The Soul of French Invention - hownottowrite
http://craftsmanship.net/the-soul-of-french-invention/
======
Animats
That's a great museum. See the museum's actual site.[1] Better than the
article.

[1] [http://www.arts-et-metiers.net](http://www.arts-et-metiers.net)

------
contingencies
Another great place rarely visited in Paris is the Musée Cernuschi - a far
east Asian art museum.
[http://cernuschi.paris.fr/en/home](http://cernuschi.paris.fr/en/home)

Their permanent exhibition has some pretty rare early stuff (mostly from
grave-robbings) and their current exhibition is a review of a southern Chinese
painting movement that became part of the international network of the
Nationalist resistance during the 20th century, on loan from Hong Kong. This
is rare stuff to see outside of Taiwan, and probably rare in Hong Kong these
days.

Another sometimes amazing spot is the Institut du Monde Arabe, which had a
brilliant exhibition on the Orient Express train lines last year.
[http://www.imarabe.org/](http://www.imarabe.org/)

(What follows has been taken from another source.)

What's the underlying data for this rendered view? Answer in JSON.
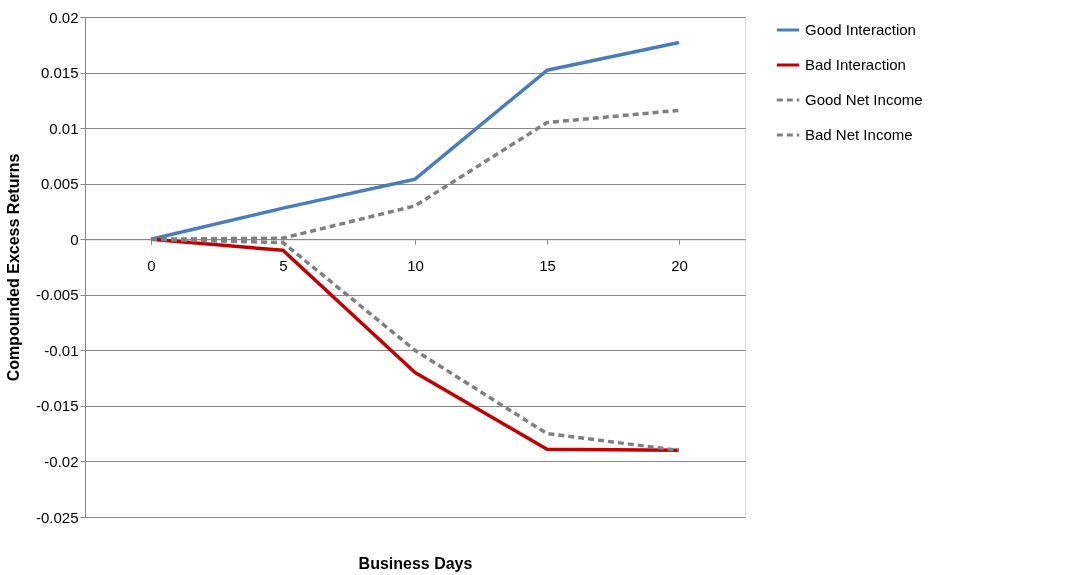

For those focused on design, note also the Museum of Applied Arts and Sciences
in Sydney, Australia. [http://maas.museum/powerhouse-
museum](http://maas.museum/powerhouse-museum)

------
mannykannot
I have wanted to visit this museum ever since reading Umberto Eco's
description of it in Foucault's Pendulum.

------
divisaderoguy
Lots more photos in related story at same site:
[http://craftsmanship.net/hidden-wonders-musee-des-arts-et-
me...](http://craftsmanship.net/hidden-wonders-musee-des-arts-et-metiers/)